Est-ce clair ou faut-il relire certains passages plusieurs fois pour les comprendre ? Le langage est-il naturel ou peut-on deviner qu’il s’agit d’une traduction un peu maladroite (mot-à-mot) ? Est-ce agréable à lire ou un peu lourd (phrases trop longues ou style trop soutenu) ?

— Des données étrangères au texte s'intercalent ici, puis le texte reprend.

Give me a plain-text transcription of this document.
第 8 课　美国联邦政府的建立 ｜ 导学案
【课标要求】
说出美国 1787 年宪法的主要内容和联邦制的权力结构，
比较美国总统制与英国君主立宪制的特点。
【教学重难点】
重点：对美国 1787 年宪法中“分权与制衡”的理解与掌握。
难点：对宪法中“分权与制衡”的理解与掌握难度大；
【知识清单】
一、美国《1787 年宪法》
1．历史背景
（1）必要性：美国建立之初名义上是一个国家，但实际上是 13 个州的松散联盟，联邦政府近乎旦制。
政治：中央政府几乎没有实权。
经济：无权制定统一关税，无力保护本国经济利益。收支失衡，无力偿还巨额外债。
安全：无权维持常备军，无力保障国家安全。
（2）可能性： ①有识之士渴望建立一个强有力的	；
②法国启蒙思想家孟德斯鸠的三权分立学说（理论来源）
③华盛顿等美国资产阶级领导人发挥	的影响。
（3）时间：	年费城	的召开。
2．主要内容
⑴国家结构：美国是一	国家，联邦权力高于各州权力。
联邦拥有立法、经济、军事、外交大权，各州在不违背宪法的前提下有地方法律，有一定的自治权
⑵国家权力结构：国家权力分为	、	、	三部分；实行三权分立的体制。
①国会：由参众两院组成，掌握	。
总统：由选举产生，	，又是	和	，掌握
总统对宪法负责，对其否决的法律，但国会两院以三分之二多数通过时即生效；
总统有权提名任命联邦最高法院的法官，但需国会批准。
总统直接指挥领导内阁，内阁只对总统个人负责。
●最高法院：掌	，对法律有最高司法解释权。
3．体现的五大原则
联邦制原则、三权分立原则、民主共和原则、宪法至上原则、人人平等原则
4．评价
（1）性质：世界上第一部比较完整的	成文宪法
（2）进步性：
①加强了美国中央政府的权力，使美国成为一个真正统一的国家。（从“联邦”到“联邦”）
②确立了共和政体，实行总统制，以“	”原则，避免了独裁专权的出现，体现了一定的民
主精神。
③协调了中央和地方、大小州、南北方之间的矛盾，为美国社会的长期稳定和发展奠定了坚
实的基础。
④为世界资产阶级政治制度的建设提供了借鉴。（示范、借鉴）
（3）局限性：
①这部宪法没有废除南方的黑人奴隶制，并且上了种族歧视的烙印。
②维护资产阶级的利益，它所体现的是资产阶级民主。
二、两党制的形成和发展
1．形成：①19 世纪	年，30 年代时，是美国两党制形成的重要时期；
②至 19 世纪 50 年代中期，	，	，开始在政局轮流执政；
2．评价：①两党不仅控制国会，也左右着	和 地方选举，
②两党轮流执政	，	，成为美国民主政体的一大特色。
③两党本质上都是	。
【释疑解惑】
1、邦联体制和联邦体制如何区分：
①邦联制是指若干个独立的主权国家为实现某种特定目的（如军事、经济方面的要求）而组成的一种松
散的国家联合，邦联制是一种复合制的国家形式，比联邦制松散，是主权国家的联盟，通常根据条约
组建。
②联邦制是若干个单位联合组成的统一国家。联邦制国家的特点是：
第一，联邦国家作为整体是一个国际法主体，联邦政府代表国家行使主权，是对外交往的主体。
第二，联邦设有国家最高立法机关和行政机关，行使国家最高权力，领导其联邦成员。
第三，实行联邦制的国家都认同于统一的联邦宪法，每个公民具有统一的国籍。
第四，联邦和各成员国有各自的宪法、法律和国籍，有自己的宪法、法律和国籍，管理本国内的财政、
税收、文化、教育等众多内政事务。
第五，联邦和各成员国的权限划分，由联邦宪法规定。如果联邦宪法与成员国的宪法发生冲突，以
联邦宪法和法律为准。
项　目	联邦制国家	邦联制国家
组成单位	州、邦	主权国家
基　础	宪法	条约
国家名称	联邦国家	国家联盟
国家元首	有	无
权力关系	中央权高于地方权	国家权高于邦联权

Comment réduire les délais ?

Montre
Montre Mains Smartwacht, par namair sur Pixabay.com

Vous comprenez à présent pourquoi le travail de traduction est si long… ce qui ne vous empêche pas d’être pressé. Que faire ? Vous faites bien de vous poser la question, car il existe des moyens de réduire les délais. Voici quelques conseils :

  • Choisissez bien votre traducteur.
    • Ses domaines de spécialité sont-ils adaptés à votre projet ? Plus il aura investi dans des formations et maîtrisera son sujet, moins il perdra de temps à déchiffrer votre texte et à chercher ses mots.
    • Maîtrise-t-il la langue d’arrivée ? Rien ne vaut un traducteur qui traduit vers sa langue maternelle. Le travail de traduction est beaucoup plus fluide et le résultat est beaucoup plus naturel. Votre traducteur perdra moins de temps en relecture.
    • S’intéresse-t-il à votre projet ? Plus il vous posera de questions dès le début, pour bien comprendre vos attentes et le contexte de votre projet, moins il hésitera en cours de traduction.
  • Fournissez un maximum de renseignements :
    • l’adresse de votre site Web, de votre blog et de vos pages publiques sur les réseaux sociaux ;
    • des documents semblables que vous avez déjà fait traduire ;
    • un glossaire ;
    • une liste explicative pour les acronymes et les abréviations ;
    • la prononciation des noms et prénoms japonais ;
    • une liste de vos expressions favorites ou de celles à éviter.
  • Nouez une relation durable avec votre traducteur.
    • Plus il a l’habitude de travailler avec vous, moins il a besoin de faire des recherches.
    • Plus il vous connaît et plus il vous comprend entre les lignes. Il se pose donc moins de questions et cherche moins ses mots.
  • Préparez bien vos documents.

    • Avez-vous relu votre document et utilisé un correcteur orthographique ?
    • Votre texte est-il clair ou faut-il relire certains passages plusieurs fois pour les comprendre ?
    • Vos schémas et vos calculs sont-ils justes ?

À vous de jouer.

J’espère que ces quelques astuces vous aideront à faire traduire vos documents en temps voulu. Dans tous les cas, la meilleure façon d’obtenir une traduction dans les délais reste encore de s’y prendre à l’avance. Un document est en cours de création et vous savez déjà qu’il faudra le faire traduire ? Prévenez tout de suite votre traducteur. Rappelez-vous que vous n’êtes pas son seul client : plus vous tardez à le prévenir, plus il risque d’être occupé sur un autre projet.